= Carder Hazard =

American judge (1734–1792)

Carder Hazard (August 11, 1734 – November 24, 1792) was a justice of the Rhode Island Supreme Court from May 1792 until his death in December 1792, midway through a term that would have expired in May 1793.

Hazard's name first appears in records in 1757, as an admitted freeman of the Colony from South Kingstown, Rhode Island. He was described as "tall and well formed, fair in complexion, and (tradition says) an uncommonly handsome man". He was a son of George Hazard, and a brother of Newport mayor George Hazard.

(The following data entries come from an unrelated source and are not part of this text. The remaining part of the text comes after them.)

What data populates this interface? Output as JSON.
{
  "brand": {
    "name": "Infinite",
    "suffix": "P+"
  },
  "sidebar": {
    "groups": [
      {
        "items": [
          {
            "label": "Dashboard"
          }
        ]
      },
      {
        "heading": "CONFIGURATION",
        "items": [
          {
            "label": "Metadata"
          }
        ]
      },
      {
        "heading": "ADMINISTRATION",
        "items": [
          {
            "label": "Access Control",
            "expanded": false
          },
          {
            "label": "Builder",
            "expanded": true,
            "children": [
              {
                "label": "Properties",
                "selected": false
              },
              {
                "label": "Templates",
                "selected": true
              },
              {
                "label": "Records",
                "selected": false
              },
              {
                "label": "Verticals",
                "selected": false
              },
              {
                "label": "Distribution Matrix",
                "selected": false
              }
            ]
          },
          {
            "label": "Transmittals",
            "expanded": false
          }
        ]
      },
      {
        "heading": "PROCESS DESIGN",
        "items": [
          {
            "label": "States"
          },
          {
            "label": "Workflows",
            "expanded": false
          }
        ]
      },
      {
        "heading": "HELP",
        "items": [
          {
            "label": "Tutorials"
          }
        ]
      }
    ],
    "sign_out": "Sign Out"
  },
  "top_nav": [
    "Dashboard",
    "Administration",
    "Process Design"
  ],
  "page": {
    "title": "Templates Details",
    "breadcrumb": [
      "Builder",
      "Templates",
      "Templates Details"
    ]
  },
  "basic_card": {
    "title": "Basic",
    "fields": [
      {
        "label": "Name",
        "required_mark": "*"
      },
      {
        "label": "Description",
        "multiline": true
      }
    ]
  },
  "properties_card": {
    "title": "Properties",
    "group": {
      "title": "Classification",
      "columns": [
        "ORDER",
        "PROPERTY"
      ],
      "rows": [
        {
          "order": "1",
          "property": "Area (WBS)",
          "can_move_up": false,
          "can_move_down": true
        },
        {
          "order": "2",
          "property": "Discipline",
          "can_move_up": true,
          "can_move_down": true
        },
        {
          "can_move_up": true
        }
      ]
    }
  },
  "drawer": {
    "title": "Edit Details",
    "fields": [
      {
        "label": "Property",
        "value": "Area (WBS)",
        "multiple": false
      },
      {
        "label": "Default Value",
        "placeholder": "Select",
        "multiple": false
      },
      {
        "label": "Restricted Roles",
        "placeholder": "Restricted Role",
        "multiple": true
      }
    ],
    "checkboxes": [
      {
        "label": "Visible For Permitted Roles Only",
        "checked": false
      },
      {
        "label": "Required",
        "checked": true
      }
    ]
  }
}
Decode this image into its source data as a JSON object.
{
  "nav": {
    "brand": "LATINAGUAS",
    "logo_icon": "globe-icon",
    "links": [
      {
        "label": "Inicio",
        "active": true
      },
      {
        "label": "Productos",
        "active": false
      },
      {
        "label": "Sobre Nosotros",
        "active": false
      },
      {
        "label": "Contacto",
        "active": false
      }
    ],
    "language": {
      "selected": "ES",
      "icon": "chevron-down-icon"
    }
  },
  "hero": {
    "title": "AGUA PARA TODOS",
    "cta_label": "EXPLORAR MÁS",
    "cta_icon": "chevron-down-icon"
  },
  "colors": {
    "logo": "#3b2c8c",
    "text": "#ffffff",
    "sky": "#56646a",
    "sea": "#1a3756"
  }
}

Hazard held various public offices over the course of his life, culminating in his service on the Rhode Island Supreme Court.

Hazard married Alice Hull on September 23, 1756. She died on July 1, 1760, at the age of 21. On March 5, 1761, Hazard married Alice Hazard, a distant cousin, who died weeks after Hazard, on January 13, 1793. Hazard died in a fall from a chair that he stood on to take a book from the top of a bookcase, at the house of his son, Doctor George Hazard. An obituary notice, published in the Providence Gazette on December 1, 1792, said:

Last Sunday departed this life, at South Kingstown, in the 59th year of his age, Honorable Carder Hazard, Esq., one of the Judges of the Superior Court of this State. In political life he exhibited the honest citizen and upright judge; subject to laws, he reverenced them, and invested with power, he executed it without intrigue, and without a view of self interest.
In social Life the Goodness of his Heart and Simplicity of his Manners were peculiarly agreeable—but Death has closed his labours! and the Pity of that Death has evidenced the Innocence of his Life. With that of the Public, his particular Friends have united their own Sorrow.